The case with Khan al-Ahmar, on the other hand, differs vastly from its Israeli counterparts. The hamlet has existed for over 87 years, as it is listed in the 1931 census of Palestine carried out by the authorities of the British Mandate, according to which it was home to 27 residents. Many of its recently evicted residents are members of the Bedouin Jahalin tribe - a tribe that was expelled from the Negev desert in southern Israel in 1952 by the Israeli army. The following year the expelled families moved to the West Bank, which was under Jordanian jurisdiction, and joined the local community of Khan al-Ahmar.
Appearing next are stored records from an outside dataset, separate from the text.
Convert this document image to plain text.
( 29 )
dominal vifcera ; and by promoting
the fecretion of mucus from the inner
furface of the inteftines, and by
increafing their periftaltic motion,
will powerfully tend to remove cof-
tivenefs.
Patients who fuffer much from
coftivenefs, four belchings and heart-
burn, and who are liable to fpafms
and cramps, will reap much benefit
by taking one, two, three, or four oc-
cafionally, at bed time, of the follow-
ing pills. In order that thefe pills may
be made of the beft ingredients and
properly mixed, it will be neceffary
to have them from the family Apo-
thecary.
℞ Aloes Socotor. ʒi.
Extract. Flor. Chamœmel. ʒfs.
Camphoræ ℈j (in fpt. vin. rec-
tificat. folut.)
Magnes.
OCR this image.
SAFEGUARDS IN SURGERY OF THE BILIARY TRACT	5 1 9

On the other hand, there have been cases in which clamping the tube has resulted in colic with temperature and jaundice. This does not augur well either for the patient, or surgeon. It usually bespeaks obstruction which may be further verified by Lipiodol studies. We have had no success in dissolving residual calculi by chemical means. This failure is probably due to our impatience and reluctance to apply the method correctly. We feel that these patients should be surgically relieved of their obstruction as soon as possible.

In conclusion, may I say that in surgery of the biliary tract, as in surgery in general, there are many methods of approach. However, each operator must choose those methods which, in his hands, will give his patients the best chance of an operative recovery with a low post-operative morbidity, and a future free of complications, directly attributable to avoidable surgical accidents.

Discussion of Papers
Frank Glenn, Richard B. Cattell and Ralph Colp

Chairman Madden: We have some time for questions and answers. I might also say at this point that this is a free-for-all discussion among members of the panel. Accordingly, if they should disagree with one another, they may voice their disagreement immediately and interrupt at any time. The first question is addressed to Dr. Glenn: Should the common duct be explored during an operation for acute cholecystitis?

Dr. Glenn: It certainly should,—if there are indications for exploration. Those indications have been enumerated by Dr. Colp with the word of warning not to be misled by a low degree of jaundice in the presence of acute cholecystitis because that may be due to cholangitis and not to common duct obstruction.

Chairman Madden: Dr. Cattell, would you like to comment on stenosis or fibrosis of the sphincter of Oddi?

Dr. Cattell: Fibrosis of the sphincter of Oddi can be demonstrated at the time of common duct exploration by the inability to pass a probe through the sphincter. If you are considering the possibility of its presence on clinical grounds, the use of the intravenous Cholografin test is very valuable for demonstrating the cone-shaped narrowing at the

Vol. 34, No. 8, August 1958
Yet the eviction of the residents of Khan al-Ahmar isn't a mere act of cruelty -  the village is located in E1, a 12 sq. kilometer (6.3 sq. mile) area that lies between Jerusalem and the nearby West Bank settlement of Ma'ale Adumim. The area is located in the larger Area C which is under Israeli military control. For the last several decades, Israel has wished to build up the area with settlements, yet was met with intense pressure and disapproval from the international community. However, it seems that the demolition of Khan al-Ahmar is the opening shot of the plan whose goal is to be reached by expelling the local population and connecting the nearby outposts with Jerusalem, essentially bifurcating the West Bank - while not only committing a war crime, but leading to what has been described over the years as the nail in the coffin of the two-state solution.